Get your flu shot before fall festivities, says Loyola infectious disease specialist

While planning your family's fall festivities this month, add the flu shot to the list. Then follow through with a visit to your doctor to make sure everyone is protected for the flu season. October is the recommended month to receive the vaccine for your best shot at preventing the flu. "The flu usually peaks December through February but can start earlier and continue later,"says Jorge Parada, MD, MPH, medical director of the Infection Prevention and Control Program at Loyola University Health System. "Everyone ages 6 months and older is advised to get vaccinated by the end of October, but earlier is better."

The flu vaccine takes two weeks from inoculation to develop immunity and become effective. "You can have the flu and not know it at the time of vaccination, or get it during the two week 'cure' period, which leads some people to wrongly believe that the flu shot gave them the flu," says Dr. Parada. "There are hundreds of strains of flu and it is possible to get sick several times throughout the season."

Unlike measles, mumps and other infectious diseases, the flu virus changes into many varieties every season, which means a flu shot is required every year. The flu must be tracked each year, starting in Southeast Asia where the flu season begins earliest. The year's flu shot is created based on what strains of flu are documented in Asia.

"Each year, international health organizations take their best educated guess at what top three or four flu strains will be most prevalent for the year," explains Dr. Parada, professor, Department of Medicine, Loyola University Chicago Stritch School of Medicine. "The flu shot serums target those top strains." The flu vaccination is available in a trivalent or quadrivalent variety. The trivalent flu shot targets two A and one B strain and the quadrivalent targets two A and two B flu strains.

"Most people get the trivalent but if the quadrivalent is available to you, go for more protection," says Dr. Parada. "The flu vaccine comes in several forms, so there is an alternative for everyone."

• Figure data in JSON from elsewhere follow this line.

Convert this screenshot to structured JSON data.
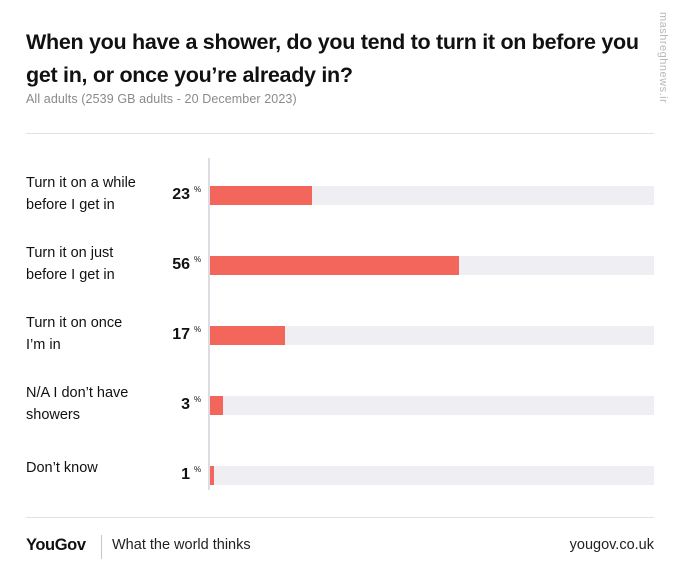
{
  "header": {
    "title": "When you have a shower, do you tend to turn it on before you get in, or once you’re already in?",
    "subtitle": "All adults (2539 GB adults - 20 December 2023)"
  },
  "watermark": "mashreghnews.ir",
  "colors": {
    "bar": "#f2665b",
    "track": "#eeeef3"
  },
  "chart_data": {
    "type": "bar",
    "orientation": "horizontal",
    "title": "When you have a shower, do you tend to turn it on before you get in, or once you’re already in?",
    "categories": [
      "Turn it on a while before I get in",
      "Turn it on just before I get in",
      "Turn it on once I’m in",
      "N/A I don’t have showers",
      "Don’t know"
    ],
    "label_lines": [
      [
        "Turn it on a while",
        "before I get in"
      ],
      [
        "Turn it on just",
        "before I get in"
      ],
      [
        "Turn it on once",
        "I’m in"
      ],
      [
        "N/A I don’t have",
        "showers"
      ],
      [
        "Don’t know"
      ]
    ],
    "values": [
      23,
      56,
      17,
      3,
      1
    ],
    "unit": "%",
    "xlim": [
      0,
      100
    ],
    "xlabel": "",
    "ylabel": ""
  },
  "footer": {
    "logo": "YouGov",
    "tagline": "What the world thinks",
    "url": "yougov.co.uk"
  }
}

This year the targeted flu strains are derived from the H1N1 and H3N1-like virus and influenza B. "Last year the predominant strain of flu - H3N2 - mutated too much for the vaccine to provide immunity and more people became sick with the virus," says Dr. Parada. "This year, based on early reports, the new flu shot combination is more effective and on target."

In addition to getting a flu shot, using proper hand hygiene and cough etiquette will help prevent the spread of disease. "Wash your hands with soap and water often throughout the day and when you cough or sneeze, cover your mouth with your arm rather than your hand to better trap germs and prevent passing a potential disease along," says Dr. Parada.

Dr. Parada recommends seeing your primary care physician for your flu shot. "At the doctor's office, the focus is on you and what is going on with your health. This is your time to talk about concerns to improve your wellbeing beyond the flu season," says Dr. Parada.

Retail stores that offer the flu shot do not know your medical history. "You trust your store employee to help you locate items you want to buy, not to diagnose what's causing a persistent symptom, schedule other annual health maintenance exams such as mammograms or offer expert medical advice."

Loyola is planning to distribute more than 30,000 flu vaccinations this season. "As health care professionals, it is our duty to protect ourselves, our patients and our community from sickness," says Dr. Parada. "Just as a construction worker wears a hardhat, a healthcare worker must get an annual flu shot."

As with other infectious diseases such as polio, mumps, chicken pox and whooping cough, the participation of everyone in receiving vaccinations is critical to stopping the virus. "When people are universally vaccinated, those infections are largely eliminated," says Dr. Parada. "It is everyone's civic responsibility to protect themselves and their community."

Millions of dollars are lost each year during the flu season due to missed days of work, expense of medications and the like. And many lose their lives due to the flu. "The most vulnerable members of our society, the very young and the elderly or chronically ill, and pregnant women, are hit the hardest by the flu," says Dr. Parada.